About the lecture
Supramolecular chemistry has a productive relationship with biology. The supramolecular chemist can learn from biomolecules while helping to explain their properties, and the biomedical area provides opportunities for important applications. This lecture will describe work from two programmes aimed at systems which can not only mimic the functions of biomolecules but are sufficiently effective to be useful in research and medicine. The first programme involves a series of molecules which can carry anions across cell membranes.
These anionophores could potentially replace the activity of natural anion channels which are missing or defective, and thus to treat the resulting conditions (notably cystic fibrosis). The second programme involves the design of receptors which bind carbohydrates in water, one of the more difficult challenges in supramolecular chemistry. The resulting molecules have potential in carbohydrate sensing, in exploiting polysaccharides, and as “synthetic antibodies” which can complement natural carbohydrate-binding proteins.
Prof. Anthony Davis
University of Bristol, UK
- Tony Davis gained a B.A. in Chemistry from Oxford University in 1977, then stayed on for a D.Phil. under Dr. G. H. Whitham and two years’ postdoctoral work with Prof. J. E. Baldwin.

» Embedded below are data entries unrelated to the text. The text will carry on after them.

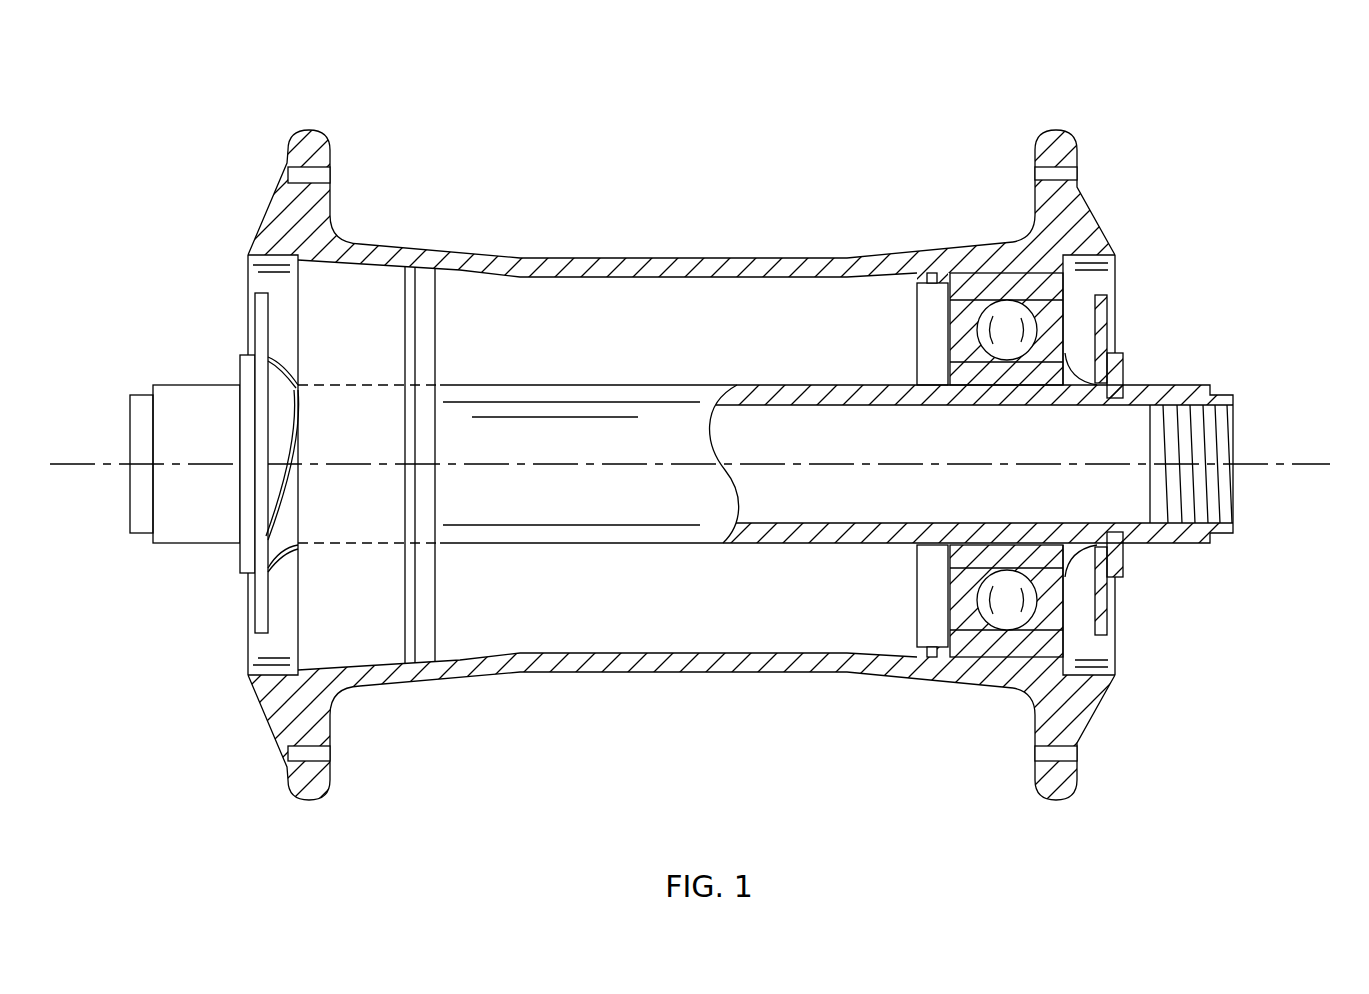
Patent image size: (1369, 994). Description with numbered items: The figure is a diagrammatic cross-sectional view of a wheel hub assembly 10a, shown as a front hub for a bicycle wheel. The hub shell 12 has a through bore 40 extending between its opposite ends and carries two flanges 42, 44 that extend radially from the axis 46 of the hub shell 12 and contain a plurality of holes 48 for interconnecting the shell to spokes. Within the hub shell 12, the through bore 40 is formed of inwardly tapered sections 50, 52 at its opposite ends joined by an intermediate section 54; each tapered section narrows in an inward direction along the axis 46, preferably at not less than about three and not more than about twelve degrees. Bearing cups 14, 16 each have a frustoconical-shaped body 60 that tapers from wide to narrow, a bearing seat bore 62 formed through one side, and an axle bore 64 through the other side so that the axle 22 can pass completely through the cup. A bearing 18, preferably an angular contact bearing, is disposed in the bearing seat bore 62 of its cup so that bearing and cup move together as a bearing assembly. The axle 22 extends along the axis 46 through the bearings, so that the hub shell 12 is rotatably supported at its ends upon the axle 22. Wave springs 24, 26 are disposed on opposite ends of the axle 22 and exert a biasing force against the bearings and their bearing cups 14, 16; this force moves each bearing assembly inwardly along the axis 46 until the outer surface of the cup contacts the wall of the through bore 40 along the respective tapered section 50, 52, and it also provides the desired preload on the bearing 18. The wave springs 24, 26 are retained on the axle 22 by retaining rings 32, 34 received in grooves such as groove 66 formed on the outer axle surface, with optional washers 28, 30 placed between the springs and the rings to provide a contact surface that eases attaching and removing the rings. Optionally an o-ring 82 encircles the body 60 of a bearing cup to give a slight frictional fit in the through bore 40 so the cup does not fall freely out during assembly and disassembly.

The wheel hub assembly 10a is at (772, 150).
The hub shell 12 is at (622, 258).
The bearing cup 14 is at (1097, 217).
The bearing cup 16 is at (380, 347).
The bearing 18 is at (1062, 290).
The axle 22 is at (712, 523).
The wave spring 24 is at (1093, 358).
The wave spring 26 is at (292, 493).
The washer 28 is at (1097, 625).
The washer 30 is at (263, 322).
The retaining ring 32 is at (1112, 570).
The retaining ring 34 is at (242, 577).
The through bore 40 is at (807, 317).
The flange 42 is at (1053, 131).
The flange 44 is at (290, 137).
The axis 46 is at (1290, 464).
The holes 48 is at (293, 175).
The tapered section 50 is at (988, 273).
The tapered section 52 is at (366, 250).
The intermediate section 54 is at (697, 294).
The frustoconical-shaped body 60 is at (387, 273).
The bearing seat bore 62 is at (960, 273).
The axle bore 64 is at (923, 592).
The groove 66 is at (1123, 373).
The o-ring 82 is at (918, 278).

- In 1981 he moved to the ETH Zürich as a Royal Society European Exchange Fellow working with Prof. A. Eschenmoser, then in 1982 was appointed as a Lecturer in Organic Chemistry at Trinity College, Dublin.
- In September 2000 he moved to the University of Bristol, where he is Professor of Supramolecular Chemistry in the School of Chemistry.
- In 2002 he received the Tilden Medal from the Royal Society of Chemistry, and in 2015 the RSC Award for Physical Organic Chemistry.
- He is currently a member of the Editorial Board of Organic and Biological Chemistry.